The RIDE and RISE studies similarly randomized patients 1:1:1 to sham, 0.3-mg Lucentis (ranibizumab, Genentech) and 0.5-mg ranibizumab for treatment of diabetic macular edema to 24 months; from 24 to 36 months, all patients received active treatment. The studies were the basis for the U.S. Food and Drug Administration’s recent approval of 0.3-mg ranibizumab monthly treatment for diabetic macular edema

“The sham injection patients rolled over to 0.5 mg monthly, the 0.3-mg patients stayed at 0.3 mg, and the 0.5 mg stayed at 0.5 mg,” David Brown, MD, told colleagues as he gave 36-month study results at the American Society of Retina Specialists meeting.

There were differences, however, between the 0.3-mg and 0.5-mg groups in arterial thrombotic events and deaths. For example, there were more deaths in the 0.5-mg group but more heart attacks in the 0.3-mg group.

“There is no clear answer whether the higher dose is unsafe based on this study; however, these studies aren’t really powered to determine low level of disease progression,” Brown said.

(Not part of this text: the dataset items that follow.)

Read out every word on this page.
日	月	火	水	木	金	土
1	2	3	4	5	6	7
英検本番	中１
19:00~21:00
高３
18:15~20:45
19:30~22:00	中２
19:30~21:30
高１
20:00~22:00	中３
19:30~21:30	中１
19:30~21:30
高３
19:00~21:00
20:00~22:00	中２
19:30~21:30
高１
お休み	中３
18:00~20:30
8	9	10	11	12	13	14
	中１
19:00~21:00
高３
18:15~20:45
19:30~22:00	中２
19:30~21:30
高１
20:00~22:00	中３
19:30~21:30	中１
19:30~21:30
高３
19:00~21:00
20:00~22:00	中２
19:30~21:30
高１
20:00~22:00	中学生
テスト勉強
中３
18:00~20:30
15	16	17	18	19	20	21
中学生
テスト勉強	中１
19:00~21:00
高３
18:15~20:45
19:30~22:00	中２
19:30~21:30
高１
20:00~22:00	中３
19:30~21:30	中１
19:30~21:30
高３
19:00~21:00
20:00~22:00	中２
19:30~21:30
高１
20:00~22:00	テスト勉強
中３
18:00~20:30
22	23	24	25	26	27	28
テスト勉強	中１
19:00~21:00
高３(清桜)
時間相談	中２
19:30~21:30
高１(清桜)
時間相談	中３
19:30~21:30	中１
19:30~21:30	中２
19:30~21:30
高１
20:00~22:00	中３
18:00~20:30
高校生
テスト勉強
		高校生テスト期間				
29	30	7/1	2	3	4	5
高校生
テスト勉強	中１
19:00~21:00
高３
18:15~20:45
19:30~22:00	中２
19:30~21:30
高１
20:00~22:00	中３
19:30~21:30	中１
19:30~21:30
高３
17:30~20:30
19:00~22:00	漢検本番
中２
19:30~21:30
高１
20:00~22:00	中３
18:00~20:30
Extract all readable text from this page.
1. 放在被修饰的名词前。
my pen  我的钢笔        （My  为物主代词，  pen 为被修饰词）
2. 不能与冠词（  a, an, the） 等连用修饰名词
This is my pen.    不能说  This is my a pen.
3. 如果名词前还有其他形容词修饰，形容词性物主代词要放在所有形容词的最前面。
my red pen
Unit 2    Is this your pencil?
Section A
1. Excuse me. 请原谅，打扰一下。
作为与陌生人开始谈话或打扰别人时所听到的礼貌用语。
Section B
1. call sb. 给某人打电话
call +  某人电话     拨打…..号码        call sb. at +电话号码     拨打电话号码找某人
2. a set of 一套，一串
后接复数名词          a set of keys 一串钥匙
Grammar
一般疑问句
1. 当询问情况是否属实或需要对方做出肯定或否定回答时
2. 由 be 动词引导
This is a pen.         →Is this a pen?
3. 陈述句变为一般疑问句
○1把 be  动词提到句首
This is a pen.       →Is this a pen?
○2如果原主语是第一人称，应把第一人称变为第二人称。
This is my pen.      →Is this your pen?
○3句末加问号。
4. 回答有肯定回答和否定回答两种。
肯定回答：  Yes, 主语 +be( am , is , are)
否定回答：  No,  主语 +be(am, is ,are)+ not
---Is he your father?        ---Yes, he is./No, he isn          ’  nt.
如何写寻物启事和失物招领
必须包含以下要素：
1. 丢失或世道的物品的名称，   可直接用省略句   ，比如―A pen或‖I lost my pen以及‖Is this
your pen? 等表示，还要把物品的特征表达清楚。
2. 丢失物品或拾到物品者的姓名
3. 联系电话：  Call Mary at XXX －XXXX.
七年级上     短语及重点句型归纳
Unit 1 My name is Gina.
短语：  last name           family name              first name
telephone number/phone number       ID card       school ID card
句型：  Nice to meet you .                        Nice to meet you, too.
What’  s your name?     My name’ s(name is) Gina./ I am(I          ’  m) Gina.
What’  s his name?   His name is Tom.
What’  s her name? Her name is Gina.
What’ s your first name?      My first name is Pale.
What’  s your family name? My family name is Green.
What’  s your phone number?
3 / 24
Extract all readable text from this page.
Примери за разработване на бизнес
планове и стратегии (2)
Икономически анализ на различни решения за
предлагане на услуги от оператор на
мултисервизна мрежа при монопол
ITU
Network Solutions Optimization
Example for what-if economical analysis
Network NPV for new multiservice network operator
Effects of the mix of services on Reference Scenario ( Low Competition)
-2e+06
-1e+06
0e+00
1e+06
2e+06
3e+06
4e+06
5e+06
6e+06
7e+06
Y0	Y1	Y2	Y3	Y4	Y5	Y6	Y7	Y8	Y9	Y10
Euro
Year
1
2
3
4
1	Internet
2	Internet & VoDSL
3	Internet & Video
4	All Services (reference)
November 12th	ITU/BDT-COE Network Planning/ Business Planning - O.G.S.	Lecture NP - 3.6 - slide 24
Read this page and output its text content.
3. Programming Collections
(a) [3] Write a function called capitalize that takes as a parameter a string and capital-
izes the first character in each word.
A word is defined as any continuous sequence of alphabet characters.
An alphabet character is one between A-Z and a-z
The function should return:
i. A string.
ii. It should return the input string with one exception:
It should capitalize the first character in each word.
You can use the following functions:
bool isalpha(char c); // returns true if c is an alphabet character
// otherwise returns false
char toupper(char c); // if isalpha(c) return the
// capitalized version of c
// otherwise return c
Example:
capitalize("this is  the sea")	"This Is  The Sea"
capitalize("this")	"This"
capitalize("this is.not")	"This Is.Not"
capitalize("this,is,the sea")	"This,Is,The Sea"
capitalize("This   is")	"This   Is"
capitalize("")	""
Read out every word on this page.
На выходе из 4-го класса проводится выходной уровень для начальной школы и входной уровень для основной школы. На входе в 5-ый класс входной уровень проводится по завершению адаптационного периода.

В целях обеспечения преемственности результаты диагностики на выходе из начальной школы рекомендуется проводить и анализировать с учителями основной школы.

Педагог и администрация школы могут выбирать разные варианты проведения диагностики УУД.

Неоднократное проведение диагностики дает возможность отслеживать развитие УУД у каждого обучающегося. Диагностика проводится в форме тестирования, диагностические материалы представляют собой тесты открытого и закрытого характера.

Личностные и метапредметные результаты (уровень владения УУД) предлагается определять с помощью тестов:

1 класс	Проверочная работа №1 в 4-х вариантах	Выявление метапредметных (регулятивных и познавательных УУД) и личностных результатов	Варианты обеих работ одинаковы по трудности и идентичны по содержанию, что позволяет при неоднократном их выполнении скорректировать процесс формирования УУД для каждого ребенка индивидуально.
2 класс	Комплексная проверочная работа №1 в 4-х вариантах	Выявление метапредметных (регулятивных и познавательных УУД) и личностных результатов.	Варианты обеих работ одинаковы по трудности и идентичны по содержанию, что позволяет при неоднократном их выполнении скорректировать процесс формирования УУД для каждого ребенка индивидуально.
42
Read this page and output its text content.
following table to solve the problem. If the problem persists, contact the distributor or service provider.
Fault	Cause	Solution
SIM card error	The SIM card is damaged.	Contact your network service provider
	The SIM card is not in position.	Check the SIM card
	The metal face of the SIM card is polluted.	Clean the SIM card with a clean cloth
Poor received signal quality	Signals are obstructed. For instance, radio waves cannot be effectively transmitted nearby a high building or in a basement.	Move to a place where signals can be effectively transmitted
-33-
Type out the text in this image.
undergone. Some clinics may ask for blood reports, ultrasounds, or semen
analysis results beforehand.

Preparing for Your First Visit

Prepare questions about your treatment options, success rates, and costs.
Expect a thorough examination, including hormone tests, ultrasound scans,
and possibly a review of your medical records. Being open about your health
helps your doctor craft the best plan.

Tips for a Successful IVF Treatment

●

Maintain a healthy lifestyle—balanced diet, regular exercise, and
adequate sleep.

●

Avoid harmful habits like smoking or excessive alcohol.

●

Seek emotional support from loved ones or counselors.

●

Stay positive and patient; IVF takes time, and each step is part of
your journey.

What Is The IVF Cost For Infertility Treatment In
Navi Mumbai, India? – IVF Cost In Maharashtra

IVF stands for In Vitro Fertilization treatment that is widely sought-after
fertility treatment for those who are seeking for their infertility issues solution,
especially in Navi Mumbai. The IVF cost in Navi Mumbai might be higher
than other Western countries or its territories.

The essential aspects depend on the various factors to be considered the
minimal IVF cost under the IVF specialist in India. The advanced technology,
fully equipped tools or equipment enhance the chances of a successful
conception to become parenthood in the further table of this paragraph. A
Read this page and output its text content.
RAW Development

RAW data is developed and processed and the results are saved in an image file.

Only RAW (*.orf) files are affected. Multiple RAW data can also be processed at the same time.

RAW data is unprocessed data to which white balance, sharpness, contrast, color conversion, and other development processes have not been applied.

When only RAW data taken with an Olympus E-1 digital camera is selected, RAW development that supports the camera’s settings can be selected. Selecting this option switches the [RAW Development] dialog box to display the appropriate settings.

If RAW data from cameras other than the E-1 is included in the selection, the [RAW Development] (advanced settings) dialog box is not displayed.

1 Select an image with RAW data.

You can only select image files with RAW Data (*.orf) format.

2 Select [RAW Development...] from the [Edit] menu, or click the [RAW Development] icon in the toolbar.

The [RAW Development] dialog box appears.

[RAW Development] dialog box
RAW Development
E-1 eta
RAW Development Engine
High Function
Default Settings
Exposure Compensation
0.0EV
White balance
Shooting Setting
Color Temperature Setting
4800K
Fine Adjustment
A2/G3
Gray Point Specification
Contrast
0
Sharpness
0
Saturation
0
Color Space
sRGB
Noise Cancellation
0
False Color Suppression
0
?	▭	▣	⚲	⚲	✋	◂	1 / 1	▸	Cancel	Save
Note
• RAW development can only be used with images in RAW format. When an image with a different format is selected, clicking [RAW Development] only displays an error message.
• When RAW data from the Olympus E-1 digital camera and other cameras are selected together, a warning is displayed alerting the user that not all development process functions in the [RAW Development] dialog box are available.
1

“We all know there’s a selection bias and you make it into the trial because you’re relatively healthy and we think you can make it 36 months,” Brown said. “Patients in the clinic will be sicker, and any potential effect of therapy will be magnified in a real-world situation.”

The rationale for the FDA’s choice of approving the 0.3-mg dose rather than the 0.5-mg dose is based on theoretical concerns for systemic exposure, according to Brown.

“Rationale was that most of these patients are going to need bilateral treatment; they’re going to be at a high risk of heart attack and stroke,” Brown said, and the lower dose was chosen to potentially lower this risk.

• Disclosure: Brown served on the steering committee for the RIDE and RISE trials.